Taxation of and accounting for virtual currencies
To ensure a unified interpretation of legislative requirements in relation to taxing income from a sale of virtual currency, the Ministry of Finance of the Slovak Republic has issued Methodological Guideline No. MF/10386/2018-721.
According to this guideline, a virtual currency (or crypto-currency) means a digital carrier of value which is neither issued nor guaranteed by any central bank and/or public authority and is not necessarily linked to any legal tender, has no status of a currency or money, but is accepted by some natural or legal persons as a means of payment, and which may be transferred, stored and/or purchased/sold electronically.
Any income (earnings) resulting from a sale of virtual currency is subject to tax, is not exempt from the tax, and is therefore considered taxable income pursuant to Act No. 595/2003 Coll., on Income Tax, as amended by the amendment effective from 1 September 2019 (hereinafter referred to as the “Income Tax Act”). For the purposes of taxation under this guideline, a sale of virtual currency means any exchange, e.g. an exchange of virtual currency for any assets or an exchange of virtual currency for a provision of service and/or for another virtual currency, as well as its transfer for consideration.
For taxpayers who are natural persons and have not included the virtual currency in their business assets, any income from its sale is considered other income pursuant to Section 8 of the Income Tax Act. The taxable income earned can be decreased by any demonstrably incurred expenses related to earning the income; if the expenses are higher than the income earned, however, the difference is not taken into account.
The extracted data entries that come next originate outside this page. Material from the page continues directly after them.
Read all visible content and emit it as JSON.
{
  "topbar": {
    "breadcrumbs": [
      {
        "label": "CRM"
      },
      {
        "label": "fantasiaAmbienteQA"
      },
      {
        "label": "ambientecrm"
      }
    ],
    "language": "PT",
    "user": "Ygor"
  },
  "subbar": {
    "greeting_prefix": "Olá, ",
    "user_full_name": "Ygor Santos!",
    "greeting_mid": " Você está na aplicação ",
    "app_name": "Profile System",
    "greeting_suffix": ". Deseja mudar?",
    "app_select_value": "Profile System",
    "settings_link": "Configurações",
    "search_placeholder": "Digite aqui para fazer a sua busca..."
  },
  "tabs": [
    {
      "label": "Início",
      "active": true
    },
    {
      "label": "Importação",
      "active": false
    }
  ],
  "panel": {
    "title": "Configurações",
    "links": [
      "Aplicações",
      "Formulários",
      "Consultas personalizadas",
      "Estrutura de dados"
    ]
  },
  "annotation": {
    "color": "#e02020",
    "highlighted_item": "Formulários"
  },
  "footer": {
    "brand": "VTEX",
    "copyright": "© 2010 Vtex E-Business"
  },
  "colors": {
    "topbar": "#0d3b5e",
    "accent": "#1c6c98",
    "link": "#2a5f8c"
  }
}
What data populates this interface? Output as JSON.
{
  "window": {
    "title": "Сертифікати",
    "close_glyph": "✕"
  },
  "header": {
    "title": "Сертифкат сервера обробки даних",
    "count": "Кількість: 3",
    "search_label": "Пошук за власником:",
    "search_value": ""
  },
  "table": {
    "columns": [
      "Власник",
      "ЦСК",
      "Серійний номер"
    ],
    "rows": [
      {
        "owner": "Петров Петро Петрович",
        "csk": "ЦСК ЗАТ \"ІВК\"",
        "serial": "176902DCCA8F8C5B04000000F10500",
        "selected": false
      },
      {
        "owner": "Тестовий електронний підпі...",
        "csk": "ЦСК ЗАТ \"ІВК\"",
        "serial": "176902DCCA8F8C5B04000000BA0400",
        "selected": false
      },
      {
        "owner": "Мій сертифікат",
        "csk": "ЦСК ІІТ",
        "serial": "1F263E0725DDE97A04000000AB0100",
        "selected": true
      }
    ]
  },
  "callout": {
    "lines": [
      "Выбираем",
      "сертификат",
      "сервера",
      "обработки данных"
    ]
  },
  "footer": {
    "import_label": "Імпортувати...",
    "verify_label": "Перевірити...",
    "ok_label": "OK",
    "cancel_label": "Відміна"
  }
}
For taxpayers who establish their tax base pursuant to Section 17(1) of the Income Tax Act, i.e. whose taxation is based on accounting, the income resulting from the sale of the virtual currency is taxable income and is reasonably viewed as income resulting from financial assets. When calculating their tax base or tax loss, such taxpayers determine their profit/loss based on accounting and/or the difference between income and expenses. The resulting profit/loss or the difference between income and expenses shall then be transformed into the tax base using the provisions of Sections 17 through 29 of the Income Tax Act. Based on those provisions, taxable expenses may be deducted from the income earned from the sale of virtual currency in accordance with Section 19 of the Income Tax Act, up to the amount of income from the sale, on a reasonable basis in accordance with the provisions of Section 19(2)(f) of the Income Tax Act.
Trading with virtual currencies is considered a financial transaction, and as such is exempt from value added tax in the EU, based on the judgement of the European Court of Justice. Notwithstanding the above statement, VAT may be applicable to virtual currencies if they are used to pay for purchased goods and services, since such transactions are subject to VAT as if the euro was used as the transaction currency.
Virtual currencies are valued as follows:
For accounting purposes, virtual currencies acquired for consideration are viewed as other current financial assets. Any increase/decrease in a virtual currency is accounted for using the accounts of the Current Financial Assets group of accounts (25) created by the accounting entity, e.g. account 258 – Virtual Currency.
Sub-ledger accounts are created for individual virtual currencies. For the virtual currency acquired via mining, a dedicated sub-ledger account is created as at the day of its exchange for other assets or services. To account for any decrease in the virtual currency as expense, account 568 – Other Financial Expenses is debited. To account for any increase in the virtual currency as income, account 668 – Other Financial Income is credited.
When calculating the fair value of a virtual currency according to Section 27(13) of Act No. 431/2002 Coll., on Accounting, as amended by the amendment effective from 1 October 2018 (Accounting Act), nominated in foreign currency to euro, the procedure pursuant to Section 24(2)(a) of the Accounting Act shall be used. Any differences in value resulting from the valuation of the virtual currency and the conversion of the virtual currency to euros shall, based on their characteristics, either be debited to account 568 – Other Financial Expenses, or credited to account 668 – Other Financial Income.
As at the date of the financial statements, virtual currencies are not valued at fair value and/or market value.